By Lucy Higgins • Febuary 27, 2023
America’s vast swathes of public land are a staple of country and culture, sparking images of anglers in Grand Teton National Park’s Snake River or the climbers camped out among the red rock spires of Utah’s Canyonlands. In total, the federal government owns approximately 28 percent of the entire country—that’s about 640 million acres that sit in a public lands designation, many acres of which are home to miles of trail networks for hikers, bikers, and runners. But while nearly half of the western U.S. is owned by the federal government in some capacity, privatization reigns supreme on the eastern half of the country. East of the Mississippi, the federal government owns four percent of land, making the opportunity to have trail networks entirely contained within public land a rarity.
As such, trails cross through private land, and topics like access and maintenance transition from top-down management to a case-by-case scenario based on landowner agreements. The private landowner model can present an opportunity for collaboration and development because of the potential for a fast and flexible decision making process. On the other side of the same coin, a privatized trail system can be tenuous in nature due to its dependence on the whims of a landowner.
In New Hampshire, about 82 percent of land is privately owned, and the Upper Valley Trails Alliance estimates nearly 70 percent of public trails are on or intersect private land. “Sometimes cycling in New Hampshire, I’m taking a back road in Newport and there’s like a house on it,” cyclist Pascale Graham said in a recent piece for Valley News. “It turns out I’m going up someone’s driveway.” Even when land agreements occur between private landowners and trail alliances or other trail-building entities, situations like Graham’s can easily arise, where suddenly users are off course, venturing onto posted land or a different landowner’s property.
And with one too many instances like this, trail access can disappear as quickly as it takes to dissolve an agreement, leaving disjointed trail systems that are only built on public land, in regions where public land is a scarcity. All to say: It’s a fragile system.
In Claremont, New Hampshire, where Graham resides, the Upper Valley Lake Sunapee Regional Planning Commission is creating a specific plan to better understand the current status of trail and trail access, entitled Sugar River Region Trails Plan.
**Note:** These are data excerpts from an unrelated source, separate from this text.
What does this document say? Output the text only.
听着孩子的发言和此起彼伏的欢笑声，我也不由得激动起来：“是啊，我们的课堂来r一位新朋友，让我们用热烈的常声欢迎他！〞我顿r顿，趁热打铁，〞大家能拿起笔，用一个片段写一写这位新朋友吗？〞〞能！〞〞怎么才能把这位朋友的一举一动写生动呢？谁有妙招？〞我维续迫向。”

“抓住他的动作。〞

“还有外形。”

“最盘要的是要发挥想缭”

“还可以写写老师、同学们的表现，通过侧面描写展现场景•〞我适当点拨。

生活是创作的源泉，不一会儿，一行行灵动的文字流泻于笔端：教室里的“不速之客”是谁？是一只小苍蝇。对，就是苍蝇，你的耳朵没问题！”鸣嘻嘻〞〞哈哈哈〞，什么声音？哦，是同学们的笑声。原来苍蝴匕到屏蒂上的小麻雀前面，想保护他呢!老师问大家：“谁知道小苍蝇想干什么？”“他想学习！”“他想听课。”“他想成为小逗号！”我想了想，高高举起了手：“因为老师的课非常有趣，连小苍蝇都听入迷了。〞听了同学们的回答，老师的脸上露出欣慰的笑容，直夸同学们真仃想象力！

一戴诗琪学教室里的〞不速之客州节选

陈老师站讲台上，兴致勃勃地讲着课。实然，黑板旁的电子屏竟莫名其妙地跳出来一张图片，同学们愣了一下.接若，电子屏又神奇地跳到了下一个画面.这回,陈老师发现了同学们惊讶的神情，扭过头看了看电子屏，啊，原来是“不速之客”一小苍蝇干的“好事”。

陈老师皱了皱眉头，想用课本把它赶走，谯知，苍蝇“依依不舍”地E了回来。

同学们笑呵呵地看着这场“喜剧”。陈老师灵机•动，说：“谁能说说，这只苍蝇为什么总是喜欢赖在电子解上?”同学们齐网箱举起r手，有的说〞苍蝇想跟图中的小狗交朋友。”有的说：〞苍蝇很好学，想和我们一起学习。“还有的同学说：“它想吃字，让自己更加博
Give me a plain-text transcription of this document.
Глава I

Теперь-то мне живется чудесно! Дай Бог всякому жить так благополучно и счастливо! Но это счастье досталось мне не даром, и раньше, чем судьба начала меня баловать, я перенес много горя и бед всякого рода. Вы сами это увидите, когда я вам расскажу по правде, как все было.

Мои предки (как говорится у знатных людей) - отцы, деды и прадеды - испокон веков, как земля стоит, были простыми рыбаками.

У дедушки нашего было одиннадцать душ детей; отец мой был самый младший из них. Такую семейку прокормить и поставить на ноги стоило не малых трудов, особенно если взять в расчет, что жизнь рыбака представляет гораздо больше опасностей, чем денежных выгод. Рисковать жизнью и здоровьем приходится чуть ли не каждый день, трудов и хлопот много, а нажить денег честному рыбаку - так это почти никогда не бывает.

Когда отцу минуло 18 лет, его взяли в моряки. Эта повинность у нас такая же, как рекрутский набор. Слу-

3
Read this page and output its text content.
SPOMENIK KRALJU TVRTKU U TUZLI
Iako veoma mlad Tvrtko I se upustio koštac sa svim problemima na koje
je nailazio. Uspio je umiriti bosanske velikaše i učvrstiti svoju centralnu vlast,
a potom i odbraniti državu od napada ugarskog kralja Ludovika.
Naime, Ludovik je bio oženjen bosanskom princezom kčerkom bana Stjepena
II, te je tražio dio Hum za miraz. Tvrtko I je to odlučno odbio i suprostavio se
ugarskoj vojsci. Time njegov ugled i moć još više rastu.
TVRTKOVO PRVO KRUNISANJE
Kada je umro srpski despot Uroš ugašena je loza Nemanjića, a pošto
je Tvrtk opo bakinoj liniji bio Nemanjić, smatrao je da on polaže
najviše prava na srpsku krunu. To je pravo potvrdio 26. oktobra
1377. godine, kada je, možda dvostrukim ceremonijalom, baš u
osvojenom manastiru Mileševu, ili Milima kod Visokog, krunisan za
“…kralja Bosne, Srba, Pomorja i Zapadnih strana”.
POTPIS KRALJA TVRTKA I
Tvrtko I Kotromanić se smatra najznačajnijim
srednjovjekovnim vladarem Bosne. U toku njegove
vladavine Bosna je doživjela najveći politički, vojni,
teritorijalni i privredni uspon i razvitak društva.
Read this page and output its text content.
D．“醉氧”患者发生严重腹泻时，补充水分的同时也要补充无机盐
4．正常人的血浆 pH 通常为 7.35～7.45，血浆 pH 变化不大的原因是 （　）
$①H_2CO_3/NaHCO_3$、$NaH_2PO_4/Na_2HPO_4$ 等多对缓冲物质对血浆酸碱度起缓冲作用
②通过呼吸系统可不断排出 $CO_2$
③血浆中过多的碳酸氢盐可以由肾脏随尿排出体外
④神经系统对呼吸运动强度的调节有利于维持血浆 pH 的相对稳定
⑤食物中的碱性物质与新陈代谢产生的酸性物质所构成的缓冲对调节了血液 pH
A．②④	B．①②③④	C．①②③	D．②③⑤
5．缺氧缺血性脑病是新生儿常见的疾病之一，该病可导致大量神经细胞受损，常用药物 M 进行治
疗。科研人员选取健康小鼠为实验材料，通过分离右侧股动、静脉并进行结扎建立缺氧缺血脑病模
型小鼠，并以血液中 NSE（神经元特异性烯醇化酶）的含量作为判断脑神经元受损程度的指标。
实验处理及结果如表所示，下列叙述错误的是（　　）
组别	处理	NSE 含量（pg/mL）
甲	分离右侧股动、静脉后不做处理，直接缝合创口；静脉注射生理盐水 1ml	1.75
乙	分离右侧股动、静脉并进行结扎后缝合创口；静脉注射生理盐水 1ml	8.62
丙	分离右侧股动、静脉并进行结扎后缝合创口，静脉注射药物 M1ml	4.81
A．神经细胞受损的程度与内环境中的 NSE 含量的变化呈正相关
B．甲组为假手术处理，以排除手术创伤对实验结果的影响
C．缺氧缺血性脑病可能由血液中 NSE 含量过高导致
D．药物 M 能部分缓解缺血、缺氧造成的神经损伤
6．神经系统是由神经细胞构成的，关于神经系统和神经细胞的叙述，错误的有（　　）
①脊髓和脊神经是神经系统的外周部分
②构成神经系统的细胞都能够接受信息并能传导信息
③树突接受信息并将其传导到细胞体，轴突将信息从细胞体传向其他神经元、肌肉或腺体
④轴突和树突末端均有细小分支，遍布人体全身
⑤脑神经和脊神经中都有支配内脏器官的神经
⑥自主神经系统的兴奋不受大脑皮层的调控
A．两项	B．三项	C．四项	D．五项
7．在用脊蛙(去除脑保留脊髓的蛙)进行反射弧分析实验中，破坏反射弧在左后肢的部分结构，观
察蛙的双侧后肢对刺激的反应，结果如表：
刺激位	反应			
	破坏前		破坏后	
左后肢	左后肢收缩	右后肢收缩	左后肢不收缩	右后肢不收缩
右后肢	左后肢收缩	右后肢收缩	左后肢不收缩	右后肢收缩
It’s designed to be an inventory of Sullivan County’s “trails, and (to) identify gaps in location, use and other issues of accessibility,” Frances Mize writes for Valley News.
It’s the first step of many to assure trail use for future riders, hikers, runners, and skiers. After trail inventory is completed—the first virtual public forum has already happened—the Commission will switch gears into public outreach and assessment, and eventually construct an action plan to protect trails, and access to them, for years to come. In clearly marking where public and private land meet, it also protects trail users from lawsuits, and from more tangible realities like landowners using their vehicles on Class 4 roads for personal use.
As the Sugar River Region Trails Plan chips away at updating land surveys and aggregating regional feedback, they represent a group addressing the reality of trail networks intersecting private land. While one link in the trail management system can bring a network to its knees, it goes to show that with foresight and collaboration, the same link can ensure use for years to come.